Imagine a peaceful wave of humanity in Israel
Nothing seems to be working to end the conflict in the Middle East. With the continuing violence in Israel, Gaza, and the West Bank, Palestinians appear to have few options other than sullen capitulation or the continuation of fruitless conflict and their present unhappy, oppressed state. Few Arab or Muslim countries, despite their rhetoric, are prepared to go to war with Israel. And the Palestinians are at a hopeless disadvantage in the face of overwhelming Israeli power.
But what would happen if they turned to nonviolence?

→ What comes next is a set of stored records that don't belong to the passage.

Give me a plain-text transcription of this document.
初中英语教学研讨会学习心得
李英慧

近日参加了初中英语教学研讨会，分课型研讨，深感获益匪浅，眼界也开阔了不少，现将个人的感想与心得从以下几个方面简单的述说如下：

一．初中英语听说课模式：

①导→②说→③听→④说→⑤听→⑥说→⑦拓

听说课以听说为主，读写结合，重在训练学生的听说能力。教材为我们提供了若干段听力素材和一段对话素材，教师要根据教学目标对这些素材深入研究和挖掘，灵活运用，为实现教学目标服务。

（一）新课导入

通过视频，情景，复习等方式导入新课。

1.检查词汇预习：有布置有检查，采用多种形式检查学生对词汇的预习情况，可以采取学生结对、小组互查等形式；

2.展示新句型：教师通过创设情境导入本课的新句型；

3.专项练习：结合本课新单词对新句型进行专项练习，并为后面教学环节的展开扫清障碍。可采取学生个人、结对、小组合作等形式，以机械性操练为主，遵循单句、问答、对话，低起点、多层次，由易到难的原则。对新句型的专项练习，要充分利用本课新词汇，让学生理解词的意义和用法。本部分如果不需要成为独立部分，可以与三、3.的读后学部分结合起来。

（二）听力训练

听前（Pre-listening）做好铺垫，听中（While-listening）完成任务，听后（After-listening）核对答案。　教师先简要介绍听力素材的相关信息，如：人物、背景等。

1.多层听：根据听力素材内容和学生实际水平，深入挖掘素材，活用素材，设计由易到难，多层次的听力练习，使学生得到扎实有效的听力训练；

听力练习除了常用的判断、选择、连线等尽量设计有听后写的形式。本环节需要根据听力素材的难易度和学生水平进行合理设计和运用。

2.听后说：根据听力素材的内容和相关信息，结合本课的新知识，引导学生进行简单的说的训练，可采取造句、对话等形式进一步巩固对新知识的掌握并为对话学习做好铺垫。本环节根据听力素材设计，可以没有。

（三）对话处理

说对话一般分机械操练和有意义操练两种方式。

Imagine, if you can, that, as Mahatma Gandhi did in his famous salt march of 1930 or as Martin Luther King Jr. did at Selma, Ala. in 1965, the Palestinians laid down their stones and rifles, and, possibly joined by other Muslims, marched peacefully and silently in a human wave toward Jerusalem - or sought, in similar fashion, to form human cordons around the Jewish settlements. What would the Israelis do?
The Israelis, who would see such a tactic as a threat to their very existence, may be less reluctant than the British or Americans to use force against an unarmed population.
They begin with their history as victims and their strong belief that the Arabs only understand force. In isolated instances in the past when Palestinians have tried passive resistance, such as the antitax revolt in a Christian suburb of Beit Sahour in 1989, Israeli action has been swift and punitive.
Almost certainly if a peaceful march were to occur, the Israelis would seek to stem such a river of peoples, initially by barricades and tear gas. If the marchers sat down and refused to move, the Israelis would undoubtedly seek to force them back and would certainly be tempted to use fire power to do so.
In today's world, both Israeli and Palestinian actions would be played out before instant television coverage. In terms of world sympathy, it is one thing to be firing at those who are throwing stones or shooting guns. It is another to be firing at and possibly wounding or killing unarmed men, women, and children engaged in a peaceful march.
If a determined and peaceful wave of humanity were accompanied by goals that seemed reasonable to outsiders, such as the elimination of West Bank settlements and the control of East Jerusalem, could Israel withstand the pressures for compromise and restraint from the world community, including the United States?
Gandhi and his independence followers were hopelessly disadvantaged in the face of the power of the world's greatest empire. The Palestinians are in an equally weak position in the face of Israeli power.
Their young men and women are dying in the highly unrealistic hope that their sacrifices will lead to Israeli withdrawal and "the establishment of a Palestinian state with Jerusalem as its capital." Their violent actions give pretexts for Israel's violent response.
The concept of a Palestinian "salt march" is probably not realistic. Such a maneuver would require advance planning that would almost certainly be instantly detected by Israeli informants.
Palestinians' bravery and readiness to die for their cause have been amply demonstrated in the past and present uprisings.
But nonviolence would require unifying factions and channeling Palestinian ire and pressures for action into patience and the courage of passivity.
It would require charismatic leadership and discipline not easily established under present circumstances. And it would require restraint that would generate world sympathy while not threatening the integrity of the Jewish state. Would refugees who left homes in Israel stop at Jerusalem? The strategy would not be easy.
Yet, do the Palestinians today have other options? For whatever reasons, Yasser Arafat does not feel he can make compromises on Jerusalem and survive. If the peace process breaks down, Israel is likely to cut ties and "separate" the Palestinians into a form of segmented Middle East Bantustan - if they do not seek to reoccupy the territories.
Passive nonviolence may not be an easy option in the Middle East. But as long as escalating retaliation blocks negotiation, it is difficult today to see any other path that might shift the power balance in this tragic conflict.
David D. Newsom is a former US ambassador and undersecretary of State for political affairs.